Szeto, Stephen G.*,†; Narimatsu, Masahiro‡; Lu, Mingliang*; He, Xiaolin*; Sidiqi, Ahmad M.*,†; Tolosa, Monica F.*,§; Chan, Lauren*; De Freitas, Krystale*; Bialik, Janne Folke*; Majumder, Syamantak*; Boo, Stellar‖; Hinz, Boris‖; Dan, Qinghong*; Advani, Andrew*,†; John, Rohan¶; Wrana, Jeffrey L.‡; Kapus, Andras*,†; Yuen, Darren A.*,†,§

*Keenan Research Centre for Biomedical Science, Li Ka Shing Knowledge Institute, St.
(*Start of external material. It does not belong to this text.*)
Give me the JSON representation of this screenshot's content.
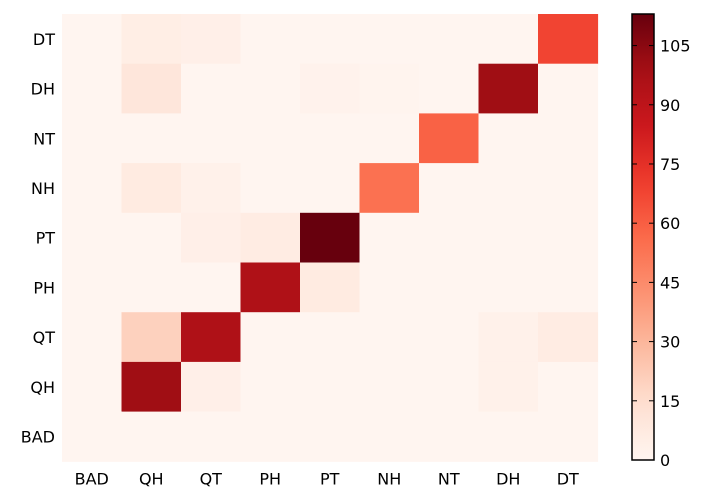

Michael’s Hospital, Toronto, Ontario, Canada; and

†Institute of Medical Science and

§Department of Laboratory Medicine and Pathobiology, School of Graduate Studies,

‡Center for Systems Biology, Lunenfeld-Tanenbaum Research Institute, Mt. Sinai Hospital and Department of Molecular Genetics,

‖Laboratory of Tissue Repair and Regeneration, Matrix Dynamics Group, Faculty of Dentistry, and

¶Department of Laboratory Medicine and Pathobiology, University Health Network, University of Toronto, Toronto, Ontario, Canada

Correspondence: Dr. Darren A. Yuen, Room 509, 5th Floor, Li Ka Shing Knowledge Institute, St. Michael’s Hospital, 209 Victoria Street, Toronto, ON M5B 1T8, Canada. Email: [email protected]

Abstract

Like many organs, the kidney stiffens after injury, a process that is increasingly recognized as an important driver of fibrogenesis. Yes-associated protein (YAP) and transcriptional coactivator with PDZ-binding motif (TAZ) are related mechanosensory proteins that bind to Smad transcription factors, the canonical mediators of profibrotic TGF-β responses. Here, we investigated the role of YAP/TAZ in the matrix stiffness dependence of fibroblast responses to TGF-β. In contrast to growth on a stiff surface, fibroblast growth on a soft matrix led to YAP/TAZ sequestration in the cytosol and impaired TGF-_β_–induced Smad2/3 nuclear accumulation and transcriptional activity. YAP knockdown or treatment with verteporfin, a drug that was recently identified as a potent YAP inhibitor, elicited similar changes. Furthermore, verteporfin reduced YAP/TAZ levels and decreased the total cellular levels of Smad2/3 after TGF-β stimulation. Verteporfin treatment of mice subjected to unilateral ureteral obstruction similarly reduced YAP/TAZ levels and nuclear Smad accumulation in the kidney, and attenuated renal fibrosis. Our data suggest that organ stiffening cooperates with TGF-β to induce fibrosis in a YAP/TAZ- and Smad2/3-dependent manner. Interference with this YAP/TAZ and TGF-β/Smad crosstalk likely underlies the antifibrotic activity of verteporfin. Finally, through repurposing of a clinically used drug, we illustrate the therapeutic potential of a novel mechanointerference strategy that blocks TGF-β signaling and renal fibrogenesis.